I think we should ignore x86 mmconfig for now. It is absurdly complicated and I'm not sure it's fixable. I *do* want to keep drivers/acpi/pci_root.c for all ACPI host bridges, including x86, ia64, and arm64.
So I think we should write generic MCFG and ECAM support from scratch for arm64. Something like this:
- Add an acpi_mcfg_init(), maybe in drivers/acpi/pci_mcfg.c, to be called from acpi_init() to copy MCFG info to something we can access after __init. This would not reserve resources, but probably does have to ioremap() the regions to support raw_pci_read().
As said, ECAM and ACPI specific code was isolated in previous patch.

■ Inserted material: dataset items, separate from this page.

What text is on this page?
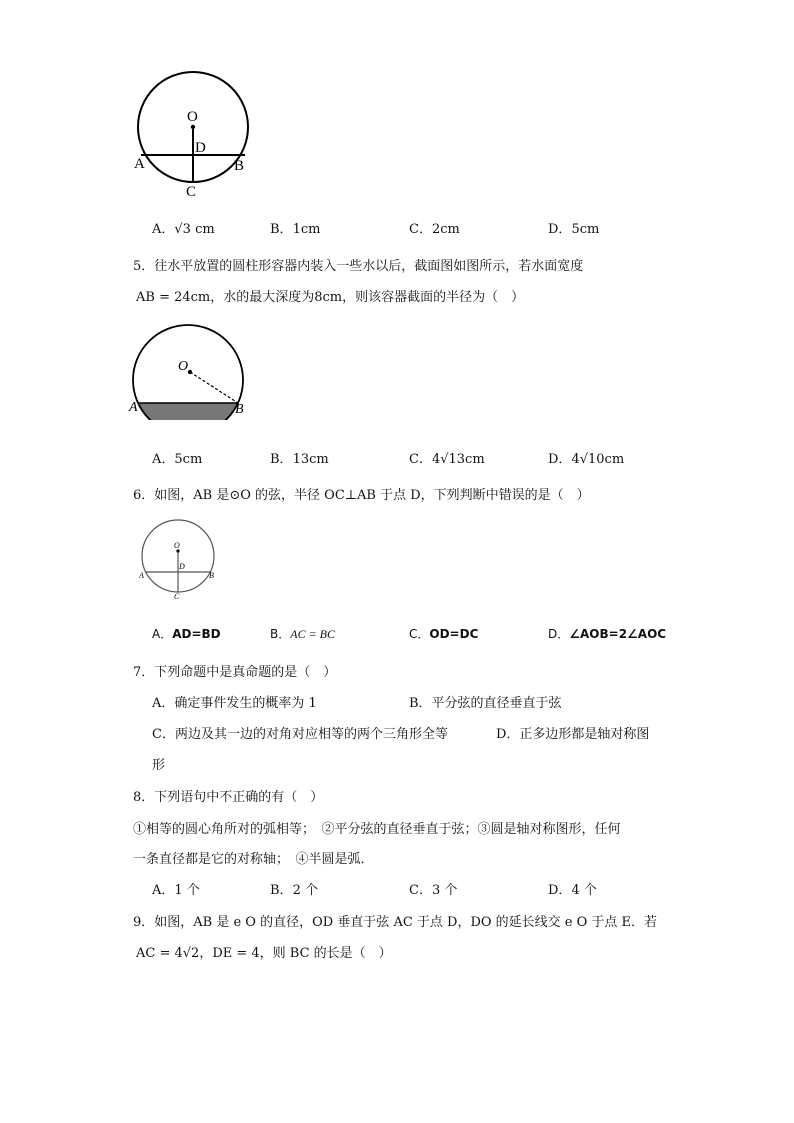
O
D
A	B
C
A．√3 cm	B．1cm	C．2cm	D．5cm
5．往水平放置的圆柱形容器内装入一些水以后，截面图如图所示，若水面宽度
AB = 24cm，水的最大深度为8cm，则该容器截面的半径为（　）
O
A	B
A．5cm	B．13cm	C．4√13cm	D．4√10cm
6．如图，AB 是⊙O 的弦，半径 OC⊥AB 于点 D，下列判断中错误的是（　）
O
D
A	B
C
A．AD=BD	B．AC = BC	C．OD=DC	D．∠AOB=2∠AOC
7．下列命题中是真命题的是（　）
A．确定事件发生的概率为 1	B．平分弦的直径垂直于弦
C．两边及其一边的对角对应相等的两个三角形全等	D．正多边形都是轴对称图
形
8．下列语句中不正确的有（　）
①相等的圆心角所对的弧相等；　②平分弦的直径垂直于弦；③圆是轴对称图形，任何
一条直径都是它的对称轴；　④半圆是弧．
A．1 个	B．2 个	C．3 个	D．4 个
9．如图，AB 是 e O 的直径，OD 垂直于弦 AC 于点 D，DO 的延长线交 e O 于点 E．若
AC = 4√2，DE = 4，则 BC 的长是（　）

There, I tried to leave x86 complication in arch/x86/ and extract generic functionalities to driver/pci/ecam.c as the library.
- Implement raw_pci_read(), which is "special" because ACPI needs it for PCI config access from AML. It's supposed to be "always accessible" and we don't have a struct pci_bus *, so this probably has to use the MCFG copy and the ioremap done above. Maybe it should go in the same file. This is completely independent of the PCI core and PCI data structures.

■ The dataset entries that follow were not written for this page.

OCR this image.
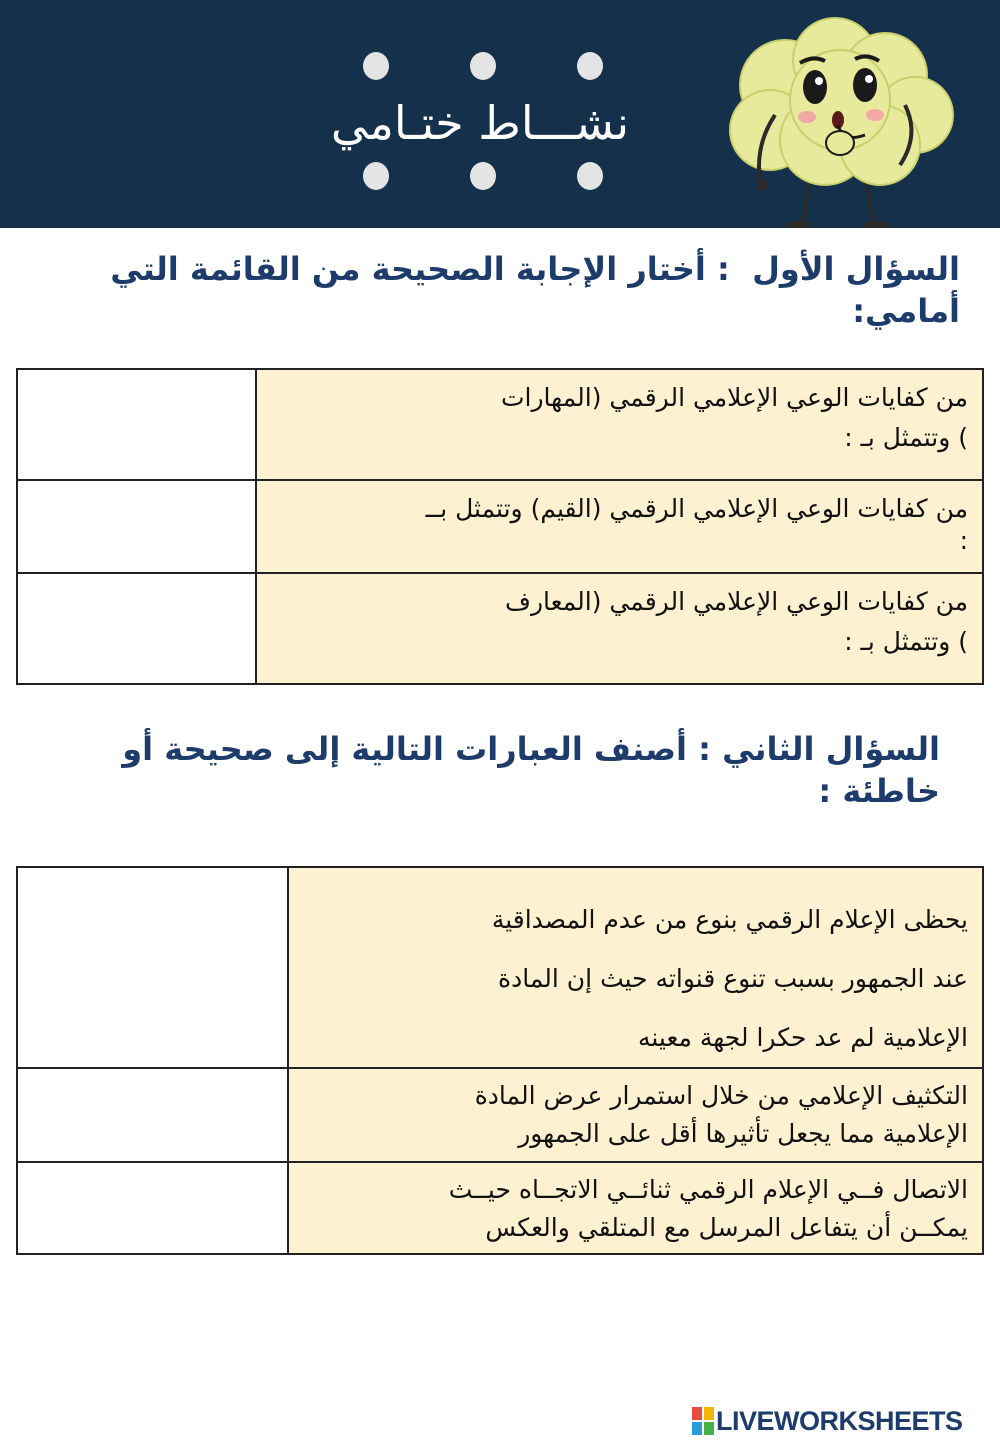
نشـــاط ختـامي
السؤال الأول ‌ : أختار الإجابة الصحيحة من القائمة التي أمامي:

	من كفايات الوعي الإعلامي الرقمي (المهارات
) وتتمثل بـ :

	من كفايات الوعي الإعلامي الرقمي (القيم) وتتمثل بــ
:

	من كفايات الوعي الإعلامي الرقمي (المعارف
) وتتمثل بـ :
السؤال الثاني : أصنف العبارات التالية إلى صحيحة أو خاطئة :

	يحظى الإعلام الرقمي بنوع من عدم المصداقية
عند الجمهور بسبب تنوع قنواته حيث إن المادة
الإعلامية لم عد حكرا لجهة معينه

	التكثيف الإعلامي من خلال استمرار عرض المادة
الإعلامية مما يجعل تأثيرها أقل على الجمهور

	الاتصال فــي الإعلام الرقمي ثنائــي الاتجــاه حيــث
يمكــن أن يتفاعل المرسل مع المتلقي والعكس
LIVEWORKSHEETS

We were looking for the answer which would justify RAW PCI config accessors being for ARM64 world. Unfortunately, nobody was able to show real use case for ARM64. Do you see the reason we need this? Our conclusion was to leave it empty for ARM64 which in turn makes code simpler. I am not ASWG member while that was under discussion so I will ask Lorenzo to elaborate more on this.
- Implement arm64 pci_acpi_scan_root() that calls acpi_pci_root_create() with an .init_info() function that calls acpi_pci_root_get_mcfg_addr() to read _CBA, and if that fails, looks up the bus range in the MCFG copy from above. It should call request_mem_region(). For a region from _CBA, it should call ioremap(). For regions from MCFG it can probably use the ioremap done by acpi_mcfg_init().

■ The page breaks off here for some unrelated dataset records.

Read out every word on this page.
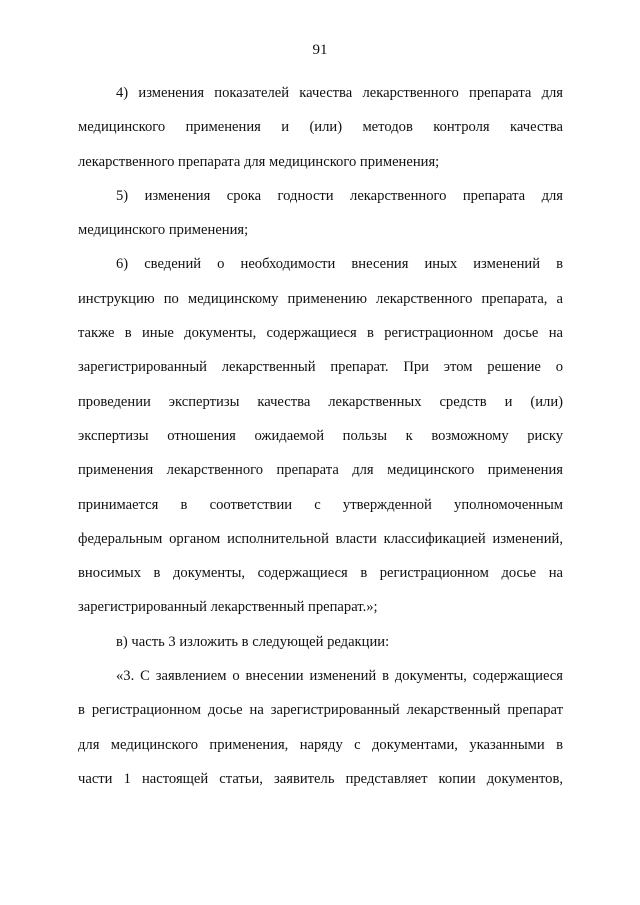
91
4) изменения показателей качества лекарственного препарата для
медицинского применения и (или) методов контроля качества
лекарственного препарата для медицинского применения;
5) изменения срока годности лекарственного препарата для
медицинского применения;
6) сведений о необходимости внесения иных изменений в
инструкцию по медицинскому применению лекарственного препарата, а
также в иные документы, содержащиеся в регистрационном досье на
зарегистрированный лекарственный препарат. При этом решение о
проведении экспертизы качества лекарственных средств и (или)
экспертизы отношения ожидаемой пользы к возможному риску
применения лекарственного препарата для медицинского применения
принимается в соответствии с утвержденной уполномоченным
федеральным органом исполнительной власти классификацией изменений,
вносимых в документы, содержащиеся в регистрационном досье на
зарегистрированный лекарственный препарат.»;
в) часть 3 изложить в следующей редакции:
«3. С заявлением о внесении изменений в документы, содержащиеся
в регистрационном досье на зарегистрированный лекарственный препарат
для медицинского применения, наряду с документами, указанными в
части 1 настоящей статьи, заявитель представляет копии документов,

Yes, Expanding .init_info() to check for _CBA is good point.
I know acpi_pci_root_add() calls acpi_pci_root_get_mcfg_addr() before calling pci_acpi_scan_root(), but I think that's wrong because (a) some arches, e.g., ia64, don't use ECAM and (b) _CBA and MCFG should be handled in the same place. I know calling request_mem_region() here will probably be an ordering problem because the PNP0C02 driver hasn't reserved resources yet. But the host bridge driver is using the region and it should reserve it. - If we store the ECAM mapped base address in the sysdata or struct pci_host_bridge, the normal config accessors can use pci_generic_config_read() with a new generic .map_bus() function.
pci_generic_config_{read|write}() is what we want to use, actually we do now, but ECAM region and sysdata association will remove ECAM region lookup step (see patch 09/15 of this series).
On x86, the normal config access path is: pci_read(struct pci_bus *, ...) raw_pci_read(seg, bus#, ...) raw_pci_ext_ops->read(seg, bus#, ...) pci_mmcfg_read(seg, bus#, ...) pci_dev_base pci_mmconfig_lookup(seg, bus#) I think this is somewhat backwards because we start with a pci_bus pointer, so we *could* have a nice simple bus-specific accessor, but we throw that pointer away, so pci_mmcfg_read() has to start over and look up the ECAM offset from scratch, which makes it all unnecessarily complicated.
As you pointed out raw_pci_{read|write} make things complicated, so IMO we should either say they are absolutely necessary (and then think how to simplify it) or just use simple bus-specific accessor (patch 02/15) e.g. for ARM64.
Both raw_pci_read/write and a host controller with pci_generic_read/write can be done without much trouble, please see the patch I had at: https://patchwork.ozlabs.org/patch/575526/
Yes it is doable, I implemented it in the same way in one of my initial patch series, about year ago. I'm questioning raw accessors presence on per-arch basis. If it is really needed for all archs, then we definitely should implement it. If ARM64 does not care for it, there is no point to complicate it. Especially, I mean all kind of PCI config space quirk we will need to handle right after this patch got merged, see: [PATCH V5 13/15] pci, acpi: Match PCI config space accessors against platfrom specific quirks.
and
https://lkml.org/lkml/2016/2/9/627 https://lkml.org/lkml/2016/2/8/967
Giving these quirks, raw accessors are not so easy.
I have been looking at Bjorn's suggestions and trying to see if I can update my MCFG patch taking care of them. I will post an updated patch set soon, unless you want to take this up.
Yes, I want to post next version and keep this patch set together, if you and Bjorn are okay. I am feeling that my previous patch set is close to what Bjorn suggested, modulo the way we keep MCFG regions. Lets discuss it here, then I will post it as next version. I am looking forward to hear Bjorn's comment on my previous patch set.
Tomasz